В Париже, где я сегодня живу, я с огромным удовольствием беседую с Сафией, такой же, как я, писательницей-эмигранткой из Мосула. Ей уже больше 80 лет, и она рассказывает мне об удивительной жизни в Мосуле прошлого столетия. Хотя ее отец был имамом и занимал высокое положение, она, как и ее подруги, могла одеваться по последней парижской моде и вела насыщенную общественную и интеллектуальную жизнь. Играя в теннис с молодыми людьми, студентки медицинского университета, основанного в 1960-е годы, носили белые шорты. Сегодня такое невозможно даже представить.

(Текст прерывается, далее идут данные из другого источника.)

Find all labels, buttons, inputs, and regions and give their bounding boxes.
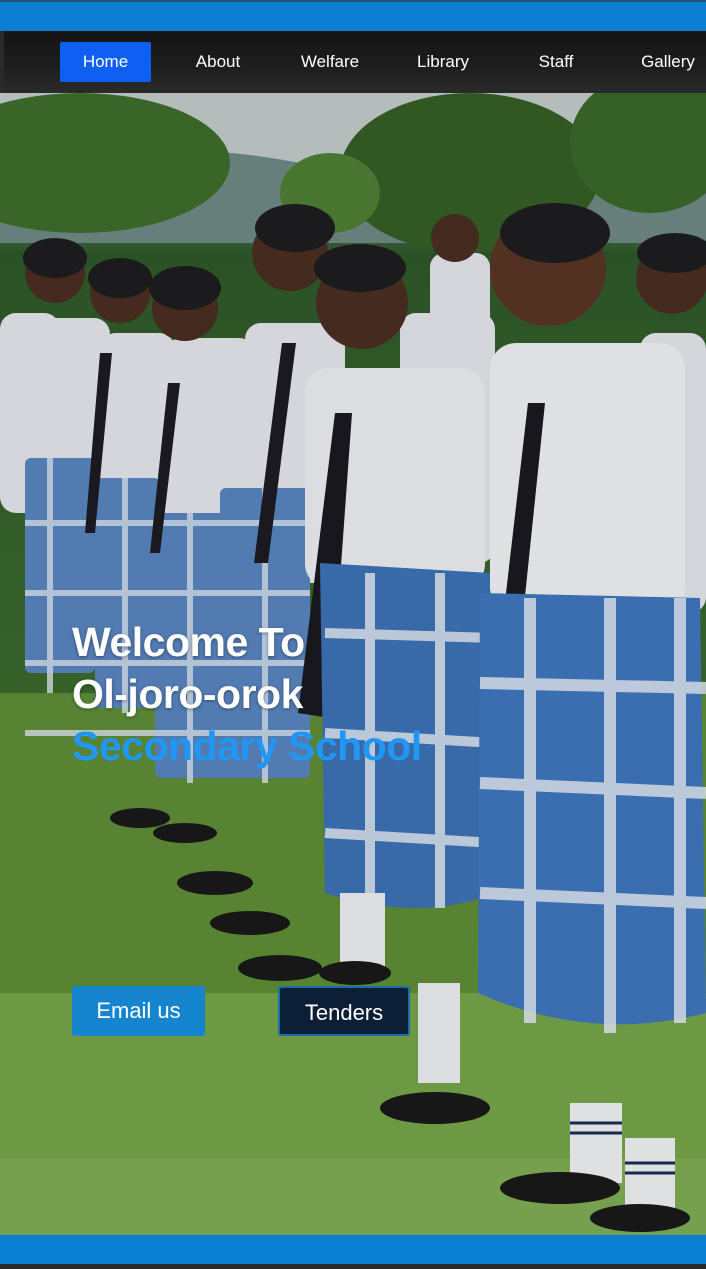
nav-item-staff[interactable]: Staff bbox=[526, 42, 586, 82]
hero-title-line-3: Secondary School bbox=[72, 723, 422, 769]
email-us-button[interactable]: Email us bbox=[72, 986, 205, 1036]
tenders-button[interactable]: Tenders bbox=[278, 986, 410, 1036]
bottom-accent-bar bbox=[0, 1235, 706, 1264]
hero-section: Welcome To Ol-joro-orok Secondary School bbox=[0, 93, 706, 1235]
bottom-strip bbox=[0, 1264, 706, 1269]
hero-title: Welcome To Ol-joro-orok Secondary School bbox=[72, 616, 422, 772]
hero-title-line-1: Welcome To bbox=[72, 619, 305, 665]
nav-item-library[interactable]: Library bbox=[404, 42, 482, 82]
nav-item-welfare[interactable]: Welfare bbox=[290, 42, 370, 82]
nav-item-gallery[interactable]: Gallery bbox=[630, 42, 706, 82]
main-navigation: Home About Welfare Library Staff Gallery bbox=[4, 31, 706, 93]
nav-item-about[interactable]: About bbox=[182, 42, 254, 82]
nav-item-home[interactable]: Home bbox=[60, 42, 151, 82]
top-accent-bar bbox=[0, 0, 706, 31]
hero-title-line-2: Ol-joro-orok bbox=[72, 671, 303, 717]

Дополнительная информация: 

Инициатива ЮНЕСКО по возрождению духа Мосула

Инаам Каджаджи

Писательница и журналистка Инаам Каджаджи (Ирак) проживает во Франции со времени учебы в аспирантуре в Сорбонне, куда она поступила в 1979 году. Она является автором многочисленных произведений, среди которых роман Dispersés («Изгнанники»), вышедший в свет на арабском языке в 2013 году. Французский перевод романа, опубликованный в 2016 году, в том же году был удостоен премии в области арабской литературы, вручаемой Институтом арабского мира и фондом Жана-Люка Лагардера. Среди других ее произведений – Si je t’oublie, Bagdad («Если я забуду тебя, Багдад», 2003 г., перевод на французский язык – 2009 г.), Paroles d'Irakiennes: le drame irakien écrit par des femmes («Слова иракских женщин: иракская драма глазами женщин», оригинал на французском языке, 2003 г.).